In today's dynamic worksites, seamless collaboration between people and machines is essential. FORT's platform ensures safe, secure, and dynamic control that surpasses legacy systems and next-generation AI capabilities.
While autonomous machines offer significant advantages, they also introduce new safety challenges. FORT addresses these concerns by providing solutions such as the Wireless E-Stop, which allows operators to instantly stop any machine from a safe distance, enhancing safety during emergencies.
Additionally, FORT's Safe Remote Control enables operators to manage heavy machinery remotely, reducing the risk of accidents and improving visibility.
By ensuring communications integrity across any network, FORT empowers customers to protect their most valuable assets—people, data, and machines—ensuring they remain safe and secure.
FORT is building a physical AI safety platform used by operators, integrators, and developers in real-world environments. The platform is growing fast, and the content layer has not kept pace. This role fixes that and then builds well ahead of it.
You will own everything from the foundational documentation that customers rely on today to the knowledge architecture that powers our AI Copilot as it ships. You will use AI heavily to work at speed and apply strong editorial judgment to make sure every output is accurate, clear, and useful.
What You Will Own
- Product and release documentation: Release notes, upgrade guides, compatibility information, and operational content that customers and integrators depend on. The current state is a starting point, not the bar.
- Copilot knowledge architecture: Structure and maintain the source of truth that feeds AI-generated answers. Own accuracy. Catch errors before users do.
- In-product guidance: Contextual help, onboarding flows, and error states written to resolve questions without escalation.
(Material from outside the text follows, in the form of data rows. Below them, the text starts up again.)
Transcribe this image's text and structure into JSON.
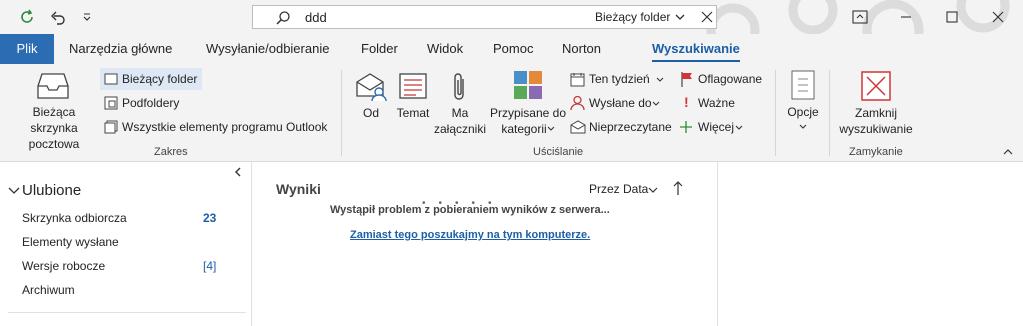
{
  "search": {
    "value": "ddd",
    "scope": "Bieżący folder"
  },
  "tabs": [
    "Plik",
    "Narzędzia główne",
    "Wysyłanie/odbieranie",
    "Folder",
    "Widok",
    "Pomoc",
    "Norton",
    "Wyszukiwanie"
  ],
  "active_tab": "Wyszukiwanie",
  "ribbon": {
    "zakres": {
      "big": "Bieżąca skrzynka\npocztowa",
      "current_folder": "Bieżący folder",
      "subfolders": "Podfoldery",
      "all_items": "Wszystkie elementy programu Outlook",
      "label": "Zakres"
    },
    "uscislanie": {
      "od": "Od",
      "temat": "Temat",
      "ma": "Ma",
      "zalaczniki": "załączniki",
      "przypisane": "Przypisane do",
      "kategorii": "kategorii",
      "ten_tydzien": "Ten tydzień",
      "wyslane_do": "Wysłane do",
      "nieprzeczytane": "Nieprzeczytane",
      "oflagowane": "Oflagowane",
      "wazne": "Ważne",
      "wiecej": "Więcej",
      "label": "Uściślanie"
    },
    "opcje": {
      "label": "Opcje"
    },
    "zamykanie": {
      "zamknij": "Zamknij",
      "wyszukiwanie": "wyszukiwanie",
      "label": "Zamykanie"
    }
  },
  "favorites": {
    "title": "Ulubione",
    "items": [
      {
        "label": "Skrzynka odbiorcza",
        "count": "23"
      },
      {
        "label": "Elementy wysłane",
        "count": ""
      },
      {
        "label": "Wersje robocze",
        "count": "[4]"
      },
      {
        "label": "Archiwum",
        "count": ""
      }
    ]
  },
  "results": {
    "title": "Wyniki",
    "sort": "Przez Data",
    "error": "Wystąpił problem z pobieraniem wyników z serwera...",
    "link": "Zamiast tego poszukajmy na tym komputerze."
  },
  "colors": {
    "accent": "#1b5fa8",
    "file_tab": "#2b6cb3",
    "close_icon": "#d13438",
    "flag": "#d13438"
  }
}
- Developer and integrator surface: API docs, hardware integration guides, and SDK references are clear enough that a new integrator reaches first success without opening a support ticket.
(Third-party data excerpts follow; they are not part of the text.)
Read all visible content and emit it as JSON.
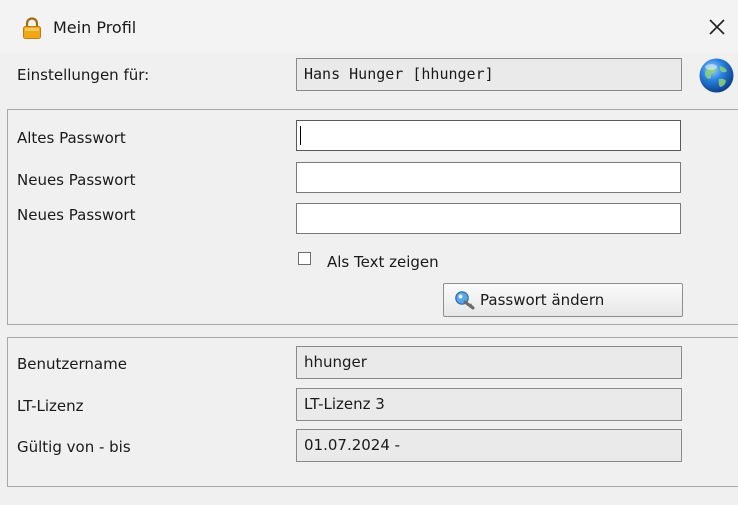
{
  "window": {
    "title": "Mein Profil"
  },
  "header": {
    "settings_for_label": "Einstellungen für:",
    "settings_for_value": "Hans Hunger [hhunger]"
  },
  "password": {
    "old_label": "Altes Passwort",
    "new_label": "Neues Passwort",
    "repeat_label": "Neues Passwort",
    "old_value": "",
    "new_value": "",
    "repeat_value": "",
    "show_text_label": "Als Text zeigen",
    "show_text_checked": false,
    "change_button_label": "Passwort ändern"
  },
  "info": {
    "username_label": "Benutzername",
    "username_value": "hhunger",
    "license_label": "LT-Lizenz",
    "license_value": "LT-Lizenz 3",
    "valid_label": "Gültig von - bis",
    "valid_value": "01.07.2024 -"
  },
  "icons": {
    "title_icon": "lock-icon",
    "close_icon": "close-icon",
    "user_icon": "globe-icon",
    "button_icon": "key-icon"
  },
  "colors": {
    "background": "#f0f0f0",
    "field_readonly": "#eaeaea",
    "input_bg": "#ffffff",
    "lock_orange": "#f2a71b",
    "globe_blue": "#1e6fd0"
  }
}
- Content-as-signal: Track what users search for, escalate, and struggle with. Feed that back into content priorities and product decisions.
- Voice and editorial standards: Define how FORT communicates technically and apply that standard consistently across every surface.
Who You Are
- Obsessively clear: You write one sentence where others write three paragraphs. You know when to cut.
- Creative before compliant: You reach for the format that works — a decision tree, a short video, an interactive guide — before defaulting to a numbered list.
- AI-native: You use LLMs daily to draft, restructure, and pressure-test content. You know when to trust the output and when to rewrite it. Editorial judgment is the skill; prompting is just how you get there.
- Technically grounded: You can sit with hardware and firmware engineers, understand what they are shipping, and translate it accurately. You do not need to be an engineer, but you cannot be allergic to the details.
- Safety-conscious by instinct: FORT operates in physical environments where a wrong answer has consequences. You carry that standard without being reminded.
What Good Looks Like in Year One
- Documentation is no longer a liability: Customers and integrators can find accurate, current information without opening a support ticket.
- Copilot answers technical questions correctly: The AI Copilot handles common technical queries accurately. Support volume reflects it.
- Content ships with the feature: In-product guidance and Copilot context are ready on launch day, not weeks after.
- Content informs product decisions: You are in early design conversations, flagging where the experience will break down and where content will carry the load.
What You Bring
- A portfolio that shows range: Docs, in-product copy, API references, video scripts, interactive guides. Something that shows you treat format as a deliberate choice.
- Experience with technical platforms: Hardware, developer tools, industrial automation, or safety-critical systems. An understanding of what it means to get it wrong.
- AI in your daily workflow: Not as an experiment. As a core part of how you work. You can describe your process.
- Strong editorial instincts: You have pushed back on engineers who wanted to ship a spec dump instead of a clear explanation. You have examples.